Lu sur le Fil de l’AFP (Paris)
Ce 16 novembre 2013 :
"Les Tripolitains protestent
régulièrement contre la présence des
milices armées -notamment celles venant
d'autres régions-, qui avaient participé
aux combats à Tripoli (…) mais étaient
restées dans la capitale.

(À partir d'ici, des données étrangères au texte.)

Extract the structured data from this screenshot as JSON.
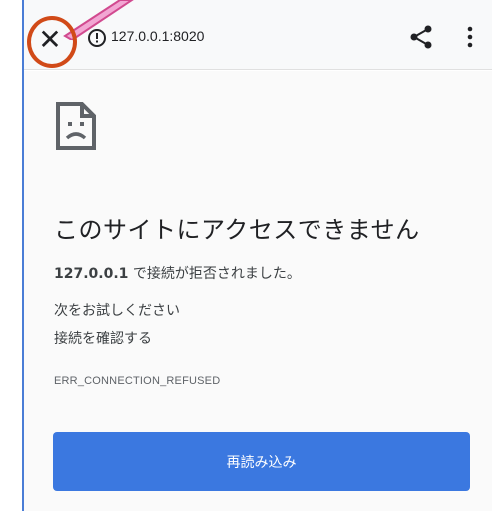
{
  "browser": {
    "url": "127.0.0.1:8020",
    "close_icon": "close-icon",
    "info_icon": "info-icon",
    "share_icon": "share-icon",
    "menu_icon": "more-vert-icon"
  },
  "error_page": {
    "icon": "sad-page-icon",
    "heading": "このサイトにアクセスできません",
    "description_host": "127.0.0.1",
    "description_rest": " で接続が拒否されました。",
    "try_title": "次をお試しください",
    "try_items": [
      "接続を確認する"
    ],
    "error_code": "ERR_CONNECTION_REFUSED",
    "reload_label": "再読み込み"
  },
  "annotation": {
    "circle_color": "#d14a18",
    "arrow_color": "#e84aa0"
  },
  "colors": {
    "accent": "#3b78e0",
    "toolbar_bg": "#f8f9fa",
    "page_bg": "#fafafa"
  }
}
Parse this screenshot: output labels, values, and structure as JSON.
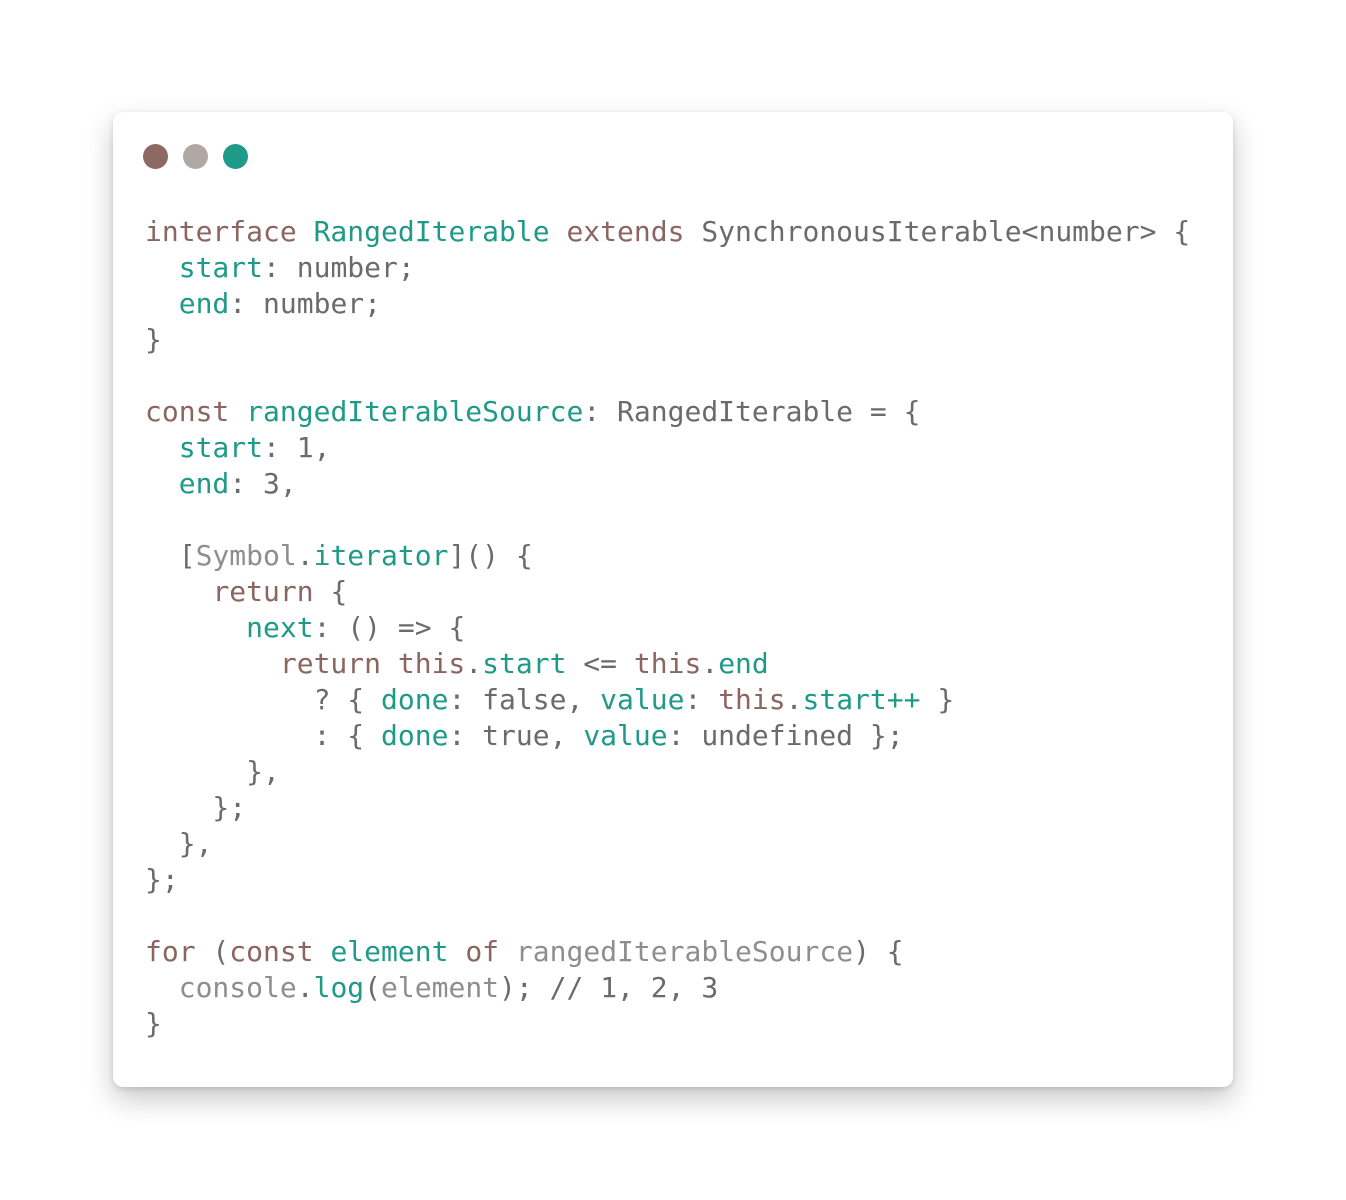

Ces groupes
d'ex-rebelles sont accusés de s'adonner
à toutes sortes de trafics et de
pratiquer tortures, enlèvements et
détentions arbitraires au secret"…
# Le numéro 2 des (nouveaux) services du
renseignement libyens, Moustapha Nouh, a
été enlevé ce dimanche par des inconnus
à Tripoli, a annoncé un responsable de
la sécurité. "Le vice-président des
renseignements a été enlevé peu après
son retour à Tripoli d'un voyage à
l'étranger", a déclaré ce responsable.
La chaîne privée Libya al-Ahrar a
annoncé l'enlèvement de M. Nouh citant
des sources concordantes.
L'enlèvement de M. Nouh qui est
originaire de la ville de Misrata
intervient sur fond de tensions entre
milices armées de Misrata et de Tripoli
au lendemain d'affrontements meurtriers
entre ces deux groupes. Ces violences
avaient éclaté vendredi quand une milice
originaire de Misrata, installée dans le
quartier de Gharghour dans le sud de
Tripoli, avait tiré à l’arme lourde sur
des manifestants pacifiques venus
réclamer son départ de la capitale. En
représailles, des hommes armés ont
attaqué le QG de cette milice, au prix
d'affrontements qui ont fait au moins 50
morts et plus de 450 blessés, selon le
ministère de la Santé. A Tarjoua, dans
la banlieue de Tripoli, deux milices
tripolitaines avaient ensuite arrête,
après de violents combats, une colonne
de pick-ups lourdement armés et de
blindés venant de Misrata.
LA « DEKADHAFISATION » …
Ce que ne vous disent pas les médias de
l’OTAN c’est la cause de ce chaos et son
explication.
Après la destruction de la Jamahiriya,
un phénomène semblable à la « débaathisation »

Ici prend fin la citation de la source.